The largest six private aged care providers – BUPA, Opal, Regis, Estia, Japara and Allity – are using trusts and offshore tax havens to obscure profits and avoid paying tax, according to a recent report commissioned by the Australian Nursing and Midwifery Federation.
Allity has paid no tax in the past two years. Yet the major aged care providers continue to demand more handouts.
The report, published by the Tax Justice Network, noted that the largest six companies combined “received over $2.17 billion in government subsidies”, which represented 72 percent of total revenues.
BUPA made $663 million in Australia last year, 70 percent of which came from government.
Aged care is a profitable business. A recent survey by Bentleys Chartered Accountants revealed the average profit made from each resident in aged care in 2015 was $6,278. Management is also well rewarded – BUPA’s CEO was paid more than $3 million, and the CEO of Regis received $1 million.
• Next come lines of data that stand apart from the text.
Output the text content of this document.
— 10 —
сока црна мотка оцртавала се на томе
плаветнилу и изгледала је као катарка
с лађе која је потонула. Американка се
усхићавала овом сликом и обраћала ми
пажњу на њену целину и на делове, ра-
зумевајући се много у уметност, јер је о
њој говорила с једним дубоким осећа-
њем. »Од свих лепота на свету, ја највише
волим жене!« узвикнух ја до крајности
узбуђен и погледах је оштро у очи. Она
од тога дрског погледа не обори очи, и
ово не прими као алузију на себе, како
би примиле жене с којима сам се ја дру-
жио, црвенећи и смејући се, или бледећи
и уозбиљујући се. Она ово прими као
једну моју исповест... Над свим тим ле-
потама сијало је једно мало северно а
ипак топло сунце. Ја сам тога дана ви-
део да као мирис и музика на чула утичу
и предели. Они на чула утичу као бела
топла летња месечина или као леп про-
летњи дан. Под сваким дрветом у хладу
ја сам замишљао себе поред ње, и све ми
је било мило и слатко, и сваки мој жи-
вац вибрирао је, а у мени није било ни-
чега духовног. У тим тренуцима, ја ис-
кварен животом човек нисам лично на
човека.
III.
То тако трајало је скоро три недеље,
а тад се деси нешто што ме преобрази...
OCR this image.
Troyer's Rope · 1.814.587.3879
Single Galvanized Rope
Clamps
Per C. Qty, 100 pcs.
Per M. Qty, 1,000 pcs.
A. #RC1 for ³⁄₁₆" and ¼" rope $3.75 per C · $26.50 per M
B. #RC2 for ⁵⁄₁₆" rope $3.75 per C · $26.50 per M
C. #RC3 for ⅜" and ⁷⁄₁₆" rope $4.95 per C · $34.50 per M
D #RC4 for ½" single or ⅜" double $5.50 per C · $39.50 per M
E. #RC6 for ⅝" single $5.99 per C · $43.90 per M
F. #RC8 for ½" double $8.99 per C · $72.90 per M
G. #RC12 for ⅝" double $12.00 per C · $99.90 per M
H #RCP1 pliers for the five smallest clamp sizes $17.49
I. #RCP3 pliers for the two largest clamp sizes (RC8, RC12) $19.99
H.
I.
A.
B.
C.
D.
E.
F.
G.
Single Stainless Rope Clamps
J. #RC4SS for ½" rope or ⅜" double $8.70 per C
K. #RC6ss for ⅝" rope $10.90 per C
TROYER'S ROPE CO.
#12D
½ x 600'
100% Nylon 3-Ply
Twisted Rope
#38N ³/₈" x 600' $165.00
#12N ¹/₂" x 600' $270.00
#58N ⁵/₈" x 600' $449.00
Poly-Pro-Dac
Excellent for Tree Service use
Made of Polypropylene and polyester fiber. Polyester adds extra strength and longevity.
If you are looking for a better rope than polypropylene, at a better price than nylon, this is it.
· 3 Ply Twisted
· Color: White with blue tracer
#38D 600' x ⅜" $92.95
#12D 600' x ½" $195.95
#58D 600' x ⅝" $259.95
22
“The for-profit side of the industry had plenty of money … the money is being spent, but not on care”, Annie Butler, acting federal secretary of the nurses’ union, commented in a Sydney Morning Herald article.
“They buy shiny paintings, new buildings, and pay big management salaries, but ... they impose restrictions on goods like continence pads.”
The priorities of these companies are not their residents. Research published in the journal Nutrition and Dietetics found that malnutrition affects “at least one in two residents in Australian residential aged care facilities”. The average amount spent on food for a resident is only $6.08 per day – a lot less than is spent in the US, the UK or Canada.
The big aged care providers’ focus on profit, including tax minimisation and demands for more government subsidies, means poor quality of life for those in their care. Not only that, but their tax avoidance contributes to public health, housing, education and transport being starved of necessary funding.